As ZCP is a multi-cluster management platform, Kubernetes logs require selecting the managed clusters and configuring settings individually for each one.

  • Store log: Use the toggle switch to turn log storage on or off.
  • Include the payload: Toggle the switch to determine whether to store detailed resource information during log collection.
  • Resource types: Choose the resource types to collect from those managed in Kubernetes.
  • Retention period: Configure how long logs should be retained, using weeks, months, or years.
  • Processing after retention period: Specify the action to take after the retention period (Delete or Archive).
  • Execution time: Define the time at which log management tasks should run.

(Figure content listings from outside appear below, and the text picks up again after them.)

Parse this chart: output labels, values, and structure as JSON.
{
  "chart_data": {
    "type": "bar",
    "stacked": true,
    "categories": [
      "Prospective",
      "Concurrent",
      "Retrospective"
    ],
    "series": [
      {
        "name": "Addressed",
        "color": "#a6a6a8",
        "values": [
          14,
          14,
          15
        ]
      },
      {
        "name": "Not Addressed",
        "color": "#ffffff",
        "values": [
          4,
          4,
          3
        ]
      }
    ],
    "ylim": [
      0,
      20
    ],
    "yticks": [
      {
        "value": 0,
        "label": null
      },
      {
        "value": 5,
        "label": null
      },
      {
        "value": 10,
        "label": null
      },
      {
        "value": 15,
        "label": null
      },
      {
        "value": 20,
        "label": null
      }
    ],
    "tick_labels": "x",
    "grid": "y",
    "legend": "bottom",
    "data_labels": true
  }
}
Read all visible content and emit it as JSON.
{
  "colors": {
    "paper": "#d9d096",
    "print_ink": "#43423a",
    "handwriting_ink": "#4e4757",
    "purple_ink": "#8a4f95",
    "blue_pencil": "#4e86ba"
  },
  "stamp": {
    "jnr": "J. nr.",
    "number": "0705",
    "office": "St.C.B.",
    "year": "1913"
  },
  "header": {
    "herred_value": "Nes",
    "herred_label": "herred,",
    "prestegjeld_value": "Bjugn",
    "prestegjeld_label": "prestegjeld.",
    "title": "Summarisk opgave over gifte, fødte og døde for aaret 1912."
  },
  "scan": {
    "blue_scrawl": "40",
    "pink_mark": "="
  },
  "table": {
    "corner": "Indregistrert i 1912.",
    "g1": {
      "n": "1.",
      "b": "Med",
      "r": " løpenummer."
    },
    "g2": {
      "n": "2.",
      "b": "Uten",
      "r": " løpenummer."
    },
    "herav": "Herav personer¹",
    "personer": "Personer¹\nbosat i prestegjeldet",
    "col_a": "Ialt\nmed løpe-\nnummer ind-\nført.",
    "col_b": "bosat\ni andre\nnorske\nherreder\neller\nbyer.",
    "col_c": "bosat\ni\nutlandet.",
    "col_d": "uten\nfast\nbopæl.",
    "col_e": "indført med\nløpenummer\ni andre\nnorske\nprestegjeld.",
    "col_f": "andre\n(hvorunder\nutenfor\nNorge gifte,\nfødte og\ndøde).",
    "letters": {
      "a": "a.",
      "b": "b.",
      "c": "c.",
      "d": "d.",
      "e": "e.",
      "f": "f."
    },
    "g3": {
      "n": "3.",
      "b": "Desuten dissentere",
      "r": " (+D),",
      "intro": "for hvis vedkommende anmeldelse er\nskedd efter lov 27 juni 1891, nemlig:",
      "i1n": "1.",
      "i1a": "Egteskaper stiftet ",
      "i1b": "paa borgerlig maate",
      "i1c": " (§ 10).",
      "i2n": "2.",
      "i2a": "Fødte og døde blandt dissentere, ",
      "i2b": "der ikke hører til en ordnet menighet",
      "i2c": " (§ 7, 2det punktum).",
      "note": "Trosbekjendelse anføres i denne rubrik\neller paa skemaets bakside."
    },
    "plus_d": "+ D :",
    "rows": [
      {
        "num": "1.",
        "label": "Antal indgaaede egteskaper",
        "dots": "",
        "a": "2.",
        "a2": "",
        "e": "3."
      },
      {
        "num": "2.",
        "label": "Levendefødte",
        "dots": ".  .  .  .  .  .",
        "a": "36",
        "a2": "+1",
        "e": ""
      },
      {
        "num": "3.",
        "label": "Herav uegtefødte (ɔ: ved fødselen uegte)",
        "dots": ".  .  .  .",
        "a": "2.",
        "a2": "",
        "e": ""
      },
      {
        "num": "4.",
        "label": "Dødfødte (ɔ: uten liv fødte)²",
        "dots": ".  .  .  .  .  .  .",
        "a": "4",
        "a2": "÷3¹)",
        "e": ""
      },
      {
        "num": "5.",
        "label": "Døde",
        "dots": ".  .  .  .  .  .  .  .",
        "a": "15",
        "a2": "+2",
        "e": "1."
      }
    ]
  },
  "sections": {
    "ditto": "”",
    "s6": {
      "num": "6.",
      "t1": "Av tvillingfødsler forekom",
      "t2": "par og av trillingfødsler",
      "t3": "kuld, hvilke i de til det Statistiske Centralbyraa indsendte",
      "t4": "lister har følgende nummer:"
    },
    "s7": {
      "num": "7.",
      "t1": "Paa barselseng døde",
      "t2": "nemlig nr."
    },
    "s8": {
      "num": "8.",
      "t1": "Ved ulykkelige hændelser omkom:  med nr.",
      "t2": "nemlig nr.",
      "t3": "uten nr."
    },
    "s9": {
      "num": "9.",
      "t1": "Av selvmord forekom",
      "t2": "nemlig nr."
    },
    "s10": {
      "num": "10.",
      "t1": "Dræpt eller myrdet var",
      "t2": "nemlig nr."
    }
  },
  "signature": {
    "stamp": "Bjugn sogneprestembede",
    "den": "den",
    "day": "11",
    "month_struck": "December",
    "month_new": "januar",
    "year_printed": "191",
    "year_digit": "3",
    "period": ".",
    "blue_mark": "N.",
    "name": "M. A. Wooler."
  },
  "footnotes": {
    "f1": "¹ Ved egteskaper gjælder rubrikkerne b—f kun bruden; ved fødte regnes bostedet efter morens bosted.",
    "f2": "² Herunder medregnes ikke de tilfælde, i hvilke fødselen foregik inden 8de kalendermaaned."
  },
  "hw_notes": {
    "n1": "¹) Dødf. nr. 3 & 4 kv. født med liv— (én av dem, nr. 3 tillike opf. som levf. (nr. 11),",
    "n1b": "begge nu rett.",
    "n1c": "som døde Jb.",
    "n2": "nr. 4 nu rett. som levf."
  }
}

Viewing Collected Audit Logs​

Audit logs can be viewed based on the configured settings.

  • No: Sequential number of the entry
  • Date Time: Date and time when the event occurred
  • Event Source: Source or origin of the event
  • User (Actor): Account that performed the action
  • Project: Project associated with the event
  • Resource: Type of resource involved
  • Action Type: Type or category of action performed
  • Request URI: URI path of the request
  • Response Code: HTTP response code returned
  • Action: Option to view event details

Filtering Logs​

Logs can be filtered using the following criteria:

  • Event Source: Choose from Console, Keycloak, or Kubernetes.
  • Start Date / End Date: Define the time range for the logs to be retrieved.

Viewing Detailed Audit Logs​

In addition to filtering, detailed audit log information can be accessed.

  • In the Audit Log menu, click the Action button beside the desired log entry to view more details.
  • Log details, including payload information in JSON or YAML format, will appear on the right side.
  • The Include Payload setting must be enabled for payload details to be visible.
  • Use the Copy button to duplicate the displayed payload data.